Mayor Gordon says rising property values are a positive sign, and, indeed, they are, if you can afford the higher property taxes that come along with it.
"Property values in a desirable city are going to go up whether there is a bond election or not," Gordon says. "We didn't raise the tax rate."
But the city didn't lower the tax rate to compensate for the higher property values, either. Instead, it wants to add more debt.
Pullen says the city could reduce the value of the bond sale by half and still provide residents a bit of property tax rate relief. But the city, Pullen says, doesn't want to ever reduce the overall property tax rate for political reasons:
"Once the tax rate goes down, you can't get it to go back up because it's a tax increase, and no one is going to vote for that."
It does appear that the city is overzealous in its desire to sell bonds and is even having difficulty spending the bond money approved five years ago. Voters approved a $754 million bond package in 2001 -- and the city has yet to spend $164 million of that.
Now the city wants to add another $878 million in debt for a wide array of projects, a number of which stray far from the traditional role of using bonds to pay for major capital projects such as roads, sewers, water treatment plants, open space and recreational facilities.
Among the more unusual projects the bond issue would fund is the construction of several small high schools, along with environmental cleanups that should be the responsibility of private businesses. The ASU investment is particularly controversial since city bonds traditionally aren't used for state-funded universities.
There certainly is an appearance that the city is piling on unnecessary projects to increase the amount of the bond issue so the combined property tax rate won't decline.
I find that extremely troubling.
Why should we trust the city now when it already didn't level with us in the past on two major downtown projects?

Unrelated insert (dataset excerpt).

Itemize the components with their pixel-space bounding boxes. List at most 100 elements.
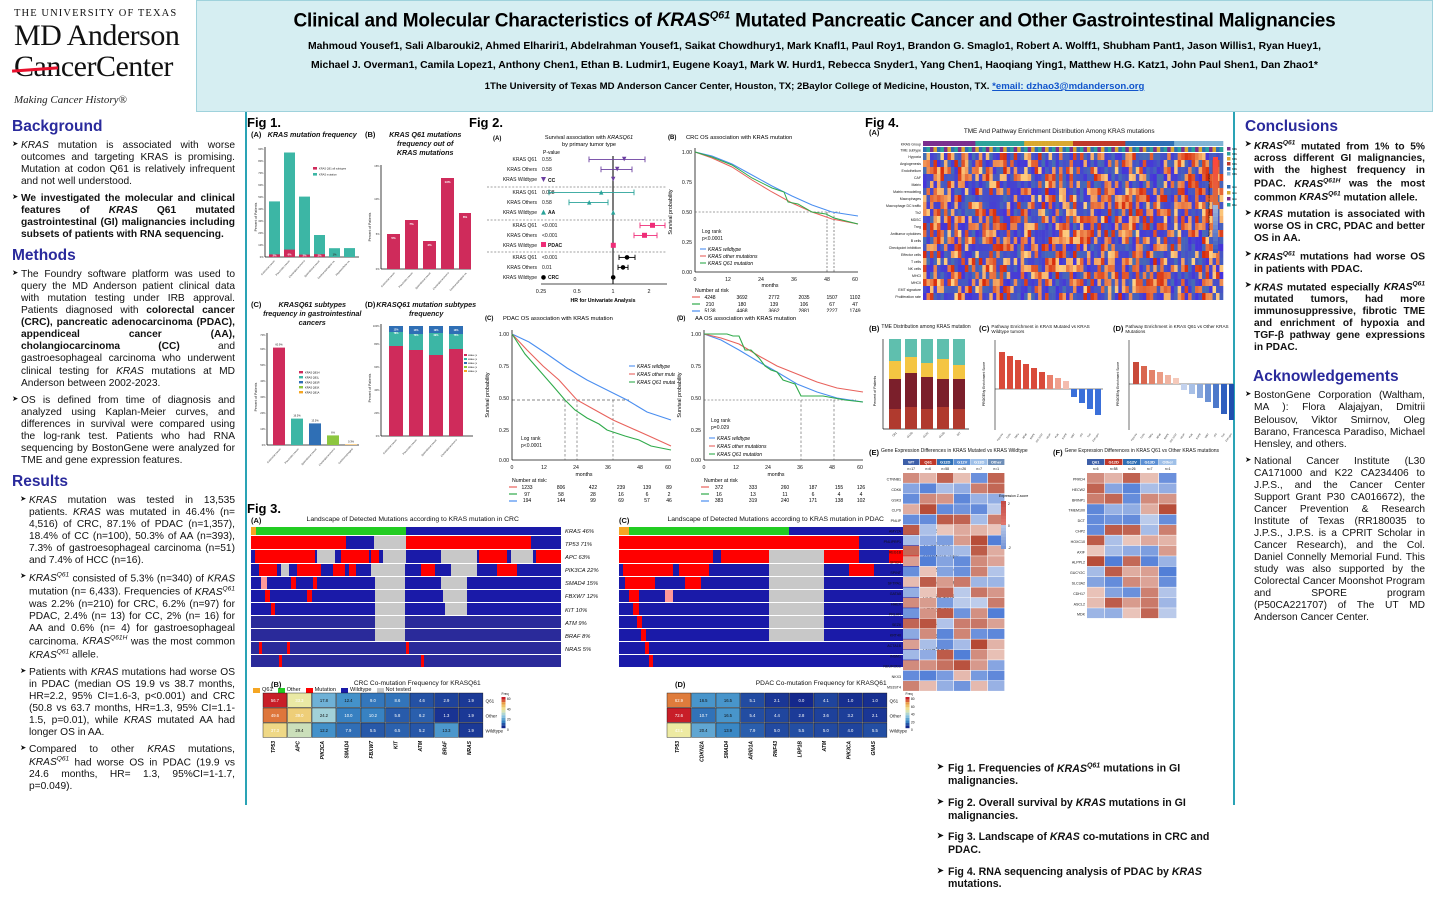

One of these is the massive $40 million parking garage on the northwest corner of Seventh Street and Washington downtown that loses hundreds of thousands of dollars a month. The city had the audacity to tell the public it was building the 3,000-space garage to serve (get this!) the newly opened science center.
This lie was bandied about to avoid a public vote that would've been necessary if the city had revealed that the garage's real use was parking for Bank One Ballpark, now Chase Field ("Parking Mirage," April 25, 1996). It's unlikely voters would've approved spending money on the structure that critics derisively dub the Garage Mahal.
Even more outrageous is the city-owned, 1,000-room, $350 million convention center hotel. The city also sneaked this one past the voter-approval requirement by creating a "municipal corporation" that last November sold $350 million in bonds supposedly to be repaid from proceeds from the hotel.
Once again, the city promised citizens that the project wouldn't cost them a dime, but careful examination of bond documents shows that taxpayers are on the hook for shortfalls between revenue generated by the hotel and the cost of repaying the bonds.
The hotel is the boondoggle from hell that no private developer would dare to undertake because it's a guaranteed financial loser. I predict the project, which will break ground next week, will bleed the city for years to come ("Stick It To 'Em," July 8, 2004).
Given the city's history of deceit on these two projects, and its misleading "No New Taxes" campaign for the current bond election, I urge voters to reject the bond package and force the city to come up with a proposal that provides funds for needed projects and lowers the combined property tax rate.